More hospitals have implemented full physician and hospital integration strategies, but looser affiliations were also gaining traction, a recent Baker Institute for Public Policy report found. From 2008 to 2013, 710 hospitals experienced a transition in integration models, with most transitions (550 hospitals) signifying a switch to a fully-integrated model that employed physicians via salary.
But 156 of the hospital transitions represented other physician-hospital employment models, including the following integration types:
• Independent practice associations with loose contractual networks
• Open physician-hospital groups with administrative and contract management support
• Closed physician-hospital organizations that contract with certain providers based on cost and/or care quality
The physician-hospital integration types allow hospitals to leverage providers in their region for services their organization lacks without engaging in a full merger. The integration models also allow hospitals to increase their patient volumes by developing preferred referral relationships with top doctors.

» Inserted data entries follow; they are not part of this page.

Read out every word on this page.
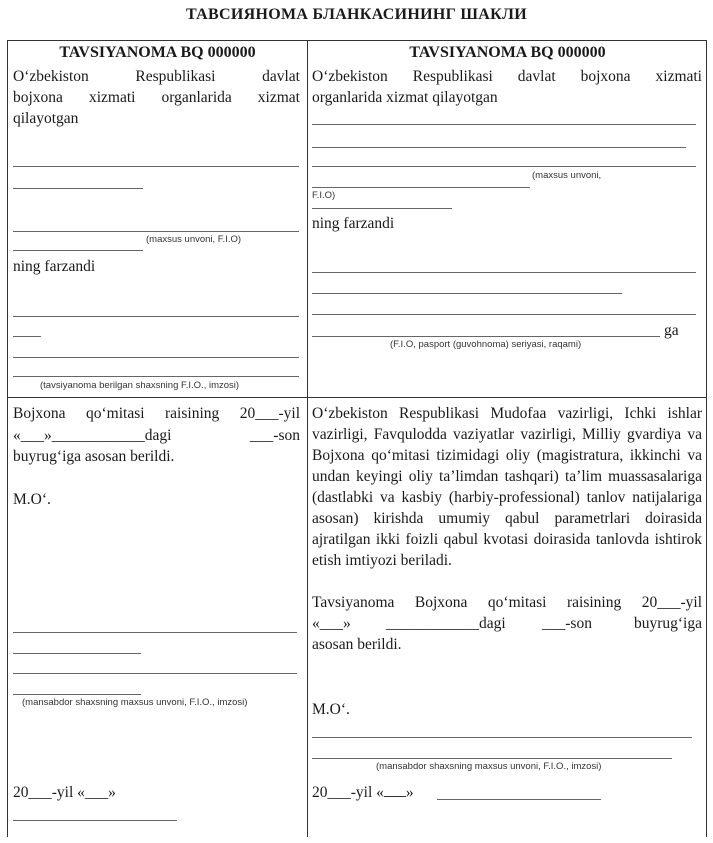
ТАВСИЯНОМА БЛАНКАСИНИНГ ШАКЛИ
TAVSIYANOMA BQ 000000
O‘zbekiston Respublikasi davlat
bojxona xizmati organlarida xizmat
qilayotgan
(maxsus unvoni, F.I.O)
ning farzandi
(tavsiyanoma berilgan shaxsning F.I.O., imzosi)
Bojxona qo‘mitasi raisining 20___-yil
«___»____________dagi	___-son
buyrug‘iga asosan berildi.
M.O‘.
(mansabdor shaxsning maxsus unvoni, F.I.O., imzosi)
20___-yil «___»
TAVSIYANOMA BQ 000000
O‘zbekiston Respublikasi davlat bojxona xizmati
organlarida xizmat qilayotgan
(maxsus unvoni,
F.I.O)
ning farzandi
ga
(F.I.O, pasport (guvohnoma) seriyasi, raqami)
O‘zbekiston Respublikasi Mudofaa vazirligi, Ichki ishlar vazirligi, Favqulodda vaziyatlar vazirligi, Milliy gvardiya va Bojxona qo‘mitasi tizimidagi oliy (magistratura, ikkinchi va undan keyingi oliy ta’limdan tashqari) ta’lim muassasalariga (dastlabki va kasbiy (harbiy-professional) tanlov natijalariga asosan) kirishda umumiy qabul parametrlari doirasida ajratilgan ikki foizli qabul kvotasi doirasida tanlovda ishtirok etish imtiyozi beriladi.
Tavsiyanoma Bojxona qo‘mitasi raisining 20___-yil
«___» ____________dagi ___-son	buyrug‘iga
asosan berildi.
M.O‘.
(mansabdor shaxsning maxsus unvoni, F.I.O., imzosi)
20___-yil « »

Whether a health system or hospital is exploring a complete merger or a looser affiliation with their peers, Singh noted that executives exploring the route should ensure they select the most appropriate partner.
“The most important factors are a shared mission, shared goals, and compatible culture,” he stated. “These are the underpinnings of a successful relationship. With that foundation, organizations can assess complementarities in areas such as geographic coverage, service mix, and clinical and administrative capabilities.”